Step-By-Step Instructions
Begin by mashing the avocado in a large bowl. Add the dry ingredients: buckwheat flour, baking powder, baking soda, flaxseeds, and matcha powder, and stir well. Pour in the wet ingredients: soy milk, vanilla extract, and maple syrup, and whisk until combined. Heat a non-stick pan and pour ⅓ cup of batter, flattening with a ladle. Cook until darkened and bubbly, then flip and cook for 45 seconds more. Serve your fluffy pancake stacks with maple syrup, jam, and strawberries.
Ingredient Notes
Avocado: Rich in healthy fats and potassium. Food high in potassium is great to include around the holiday as it helps excrete the excess sodium we might likely be consuming (which contributes to bloating and water retention).

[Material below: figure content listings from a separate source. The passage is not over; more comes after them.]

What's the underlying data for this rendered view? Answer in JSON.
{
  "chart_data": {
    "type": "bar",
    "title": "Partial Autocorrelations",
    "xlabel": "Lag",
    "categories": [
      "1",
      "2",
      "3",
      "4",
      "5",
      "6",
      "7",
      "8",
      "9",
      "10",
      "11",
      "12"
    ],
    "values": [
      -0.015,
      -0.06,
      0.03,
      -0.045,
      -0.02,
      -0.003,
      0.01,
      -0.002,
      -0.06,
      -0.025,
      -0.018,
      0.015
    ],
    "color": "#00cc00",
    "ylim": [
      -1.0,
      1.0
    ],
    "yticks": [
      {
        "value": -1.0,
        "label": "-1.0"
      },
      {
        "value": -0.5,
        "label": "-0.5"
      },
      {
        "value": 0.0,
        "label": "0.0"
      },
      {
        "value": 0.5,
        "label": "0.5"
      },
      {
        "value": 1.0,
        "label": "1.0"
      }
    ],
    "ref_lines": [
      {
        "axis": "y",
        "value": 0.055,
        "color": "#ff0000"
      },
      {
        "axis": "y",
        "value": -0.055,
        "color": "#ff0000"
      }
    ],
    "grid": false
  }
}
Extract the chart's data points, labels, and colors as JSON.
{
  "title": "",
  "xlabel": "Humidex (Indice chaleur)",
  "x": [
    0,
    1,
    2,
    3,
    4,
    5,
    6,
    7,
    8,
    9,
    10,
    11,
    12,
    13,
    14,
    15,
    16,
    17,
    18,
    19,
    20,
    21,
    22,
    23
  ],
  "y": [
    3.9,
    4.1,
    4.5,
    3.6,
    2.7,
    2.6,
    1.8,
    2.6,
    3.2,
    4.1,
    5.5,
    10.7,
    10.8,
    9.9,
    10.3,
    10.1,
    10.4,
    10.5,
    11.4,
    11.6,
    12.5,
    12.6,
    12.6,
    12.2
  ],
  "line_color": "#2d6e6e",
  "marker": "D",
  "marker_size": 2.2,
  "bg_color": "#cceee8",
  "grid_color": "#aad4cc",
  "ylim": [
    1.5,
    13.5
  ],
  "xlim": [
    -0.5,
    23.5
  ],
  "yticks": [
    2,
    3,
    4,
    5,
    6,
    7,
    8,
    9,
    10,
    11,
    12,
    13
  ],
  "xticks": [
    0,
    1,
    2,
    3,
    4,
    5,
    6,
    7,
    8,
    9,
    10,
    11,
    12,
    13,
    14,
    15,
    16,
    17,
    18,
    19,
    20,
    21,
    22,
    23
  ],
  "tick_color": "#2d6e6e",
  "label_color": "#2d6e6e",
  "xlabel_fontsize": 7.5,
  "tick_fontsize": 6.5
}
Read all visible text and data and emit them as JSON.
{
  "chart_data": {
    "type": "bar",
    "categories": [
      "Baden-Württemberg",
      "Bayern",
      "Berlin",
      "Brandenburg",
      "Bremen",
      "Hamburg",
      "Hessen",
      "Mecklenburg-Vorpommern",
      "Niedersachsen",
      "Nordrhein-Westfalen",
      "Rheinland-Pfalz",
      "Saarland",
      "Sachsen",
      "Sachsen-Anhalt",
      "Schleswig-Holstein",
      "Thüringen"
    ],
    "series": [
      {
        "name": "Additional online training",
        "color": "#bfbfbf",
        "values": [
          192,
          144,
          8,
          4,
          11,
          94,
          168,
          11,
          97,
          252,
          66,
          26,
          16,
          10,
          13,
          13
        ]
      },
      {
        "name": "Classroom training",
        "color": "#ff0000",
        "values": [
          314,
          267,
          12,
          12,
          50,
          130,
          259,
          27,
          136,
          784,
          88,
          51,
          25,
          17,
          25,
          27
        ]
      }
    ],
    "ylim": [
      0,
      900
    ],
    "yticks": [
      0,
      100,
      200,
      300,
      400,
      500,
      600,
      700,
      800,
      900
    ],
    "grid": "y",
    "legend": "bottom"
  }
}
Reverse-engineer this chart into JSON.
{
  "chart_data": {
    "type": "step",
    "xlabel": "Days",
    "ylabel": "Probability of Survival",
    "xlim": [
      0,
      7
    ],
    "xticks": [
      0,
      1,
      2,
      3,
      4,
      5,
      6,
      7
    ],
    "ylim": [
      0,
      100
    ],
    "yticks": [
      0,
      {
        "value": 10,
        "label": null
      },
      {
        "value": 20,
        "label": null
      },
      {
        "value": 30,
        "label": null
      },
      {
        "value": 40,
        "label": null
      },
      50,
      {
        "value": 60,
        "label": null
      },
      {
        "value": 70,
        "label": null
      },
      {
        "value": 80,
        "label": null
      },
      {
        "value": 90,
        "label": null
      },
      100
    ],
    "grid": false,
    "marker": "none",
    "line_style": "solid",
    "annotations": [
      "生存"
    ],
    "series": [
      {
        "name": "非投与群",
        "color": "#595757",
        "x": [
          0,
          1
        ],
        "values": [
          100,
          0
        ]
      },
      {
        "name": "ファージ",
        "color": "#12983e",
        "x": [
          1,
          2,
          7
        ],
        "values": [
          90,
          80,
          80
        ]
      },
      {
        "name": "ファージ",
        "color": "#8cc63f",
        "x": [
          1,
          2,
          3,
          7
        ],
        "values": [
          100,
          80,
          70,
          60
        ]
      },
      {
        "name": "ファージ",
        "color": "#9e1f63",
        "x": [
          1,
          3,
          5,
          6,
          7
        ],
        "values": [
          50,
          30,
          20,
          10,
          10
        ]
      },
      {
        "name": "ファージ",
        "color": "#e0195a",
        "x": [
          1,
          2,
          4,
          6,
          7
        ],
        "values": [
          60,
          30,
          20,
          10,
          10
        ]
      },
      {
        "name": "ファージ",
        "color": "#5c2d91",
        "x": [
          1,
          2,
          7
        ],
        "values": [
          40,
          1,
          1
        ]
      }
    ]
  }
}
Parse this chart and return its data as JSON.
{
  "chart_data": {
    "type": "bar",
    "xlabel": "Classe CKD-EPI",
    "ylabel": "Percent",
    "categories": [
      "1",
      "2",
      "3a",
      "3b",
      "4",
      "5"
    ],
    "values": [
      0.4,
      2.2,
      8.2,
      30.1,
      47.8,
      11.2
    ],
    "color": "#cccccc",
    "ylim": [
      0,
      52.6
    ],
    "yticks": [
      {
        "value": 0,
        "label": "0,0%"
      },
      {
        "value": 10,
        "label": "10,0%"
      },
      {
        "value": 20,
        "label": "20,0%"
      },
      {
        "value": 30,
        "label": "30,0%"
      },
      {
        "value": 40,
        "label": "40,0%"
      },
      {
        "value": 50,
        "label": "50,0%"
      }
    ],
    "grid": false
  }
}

Buckwheat Flour: A gluten-free alternative that adds a nutty flavor.
Matcha: A green tea powder offers antioxidants and an energy boost to your Christmas morning.
Soy Milk: Adds protein; other dairy-free milk, like almond milk, can be substituted.
Maple Syrup: A natural sweetener with a delightful flavor.
FAQ
- Is this recipe gluten-free? Yes, it’s made with buckwheat flour.
- Can I use almond milk instead of soy? Absolutely, it’s a great substitute.
- Are these pancakes freezer-friendly? Yes, they freeze well for quick breakfasts.
- Can I omit the matcha? Absolutely, aside from the nutritional benefits of matcha, in this recipe is primarily a source of the vibrant green color. You could even substitute it with spinach, as in our Green Pancakes with Blueberry Syrup.
- Is this recipe suitable for kids? Yes, it’s a hit with all ages.
Variations and Tips
Add Fruit: Top with bananas or berries for extra flavor.
Chocolate Chips: Mix in for a sweet surprise.
Nut Butter: Drizzle almond or peanut butter for richness.
Batter Consistency: Adjust with more milk as needed.
Leftovers: Store in the fridge for up to 3 days.
Why You’ll Love These Matcha, Avocado Christmas Pancakes
- Flavorful
- Nutritious
- Easy
- Festive
- Unique
Christmas Matcha Pancakes (Gluten-Free)
Equipment
Ingredients
- 1 avocado
- 1.25 cups (150 g) buckwheat flour
- 1 tsp (4 g) baking powder
- ½ tsp (2 g) baking soda
- 1 tbsp (7 g) ground flaxseed
- 1 tbsp (15 g) matcha - food grade
- 1.25 cups (295.74 ml) soy milk
- 1 tsp (4.93 ml) vanilla extract
- ¼ cup (59.15 ml) maple syrup
Instructions
- In a large bowl, mash the avocado.
- Add the buckwheat flour, baking powder, baking soda, flaxseeds, and matcha to the mashed avocado. Mix well.
- Pour in the soy milk, vanilla extract, and maple syrup. Mix until well combined.
- Heat up a non-stick pan on low to medium heat. Spray with some neutral oil, and pour about ⅓ cup of batter into the pan. Flatten with the ladle.
- Cook for about 1 minute and 30 seconds until the batter has darkened and some bubbles have formed. Flip and cook for a further 45 seconds. Repeat with the rest of the batter.
- Serve with maple syrup, jam, and strawberries.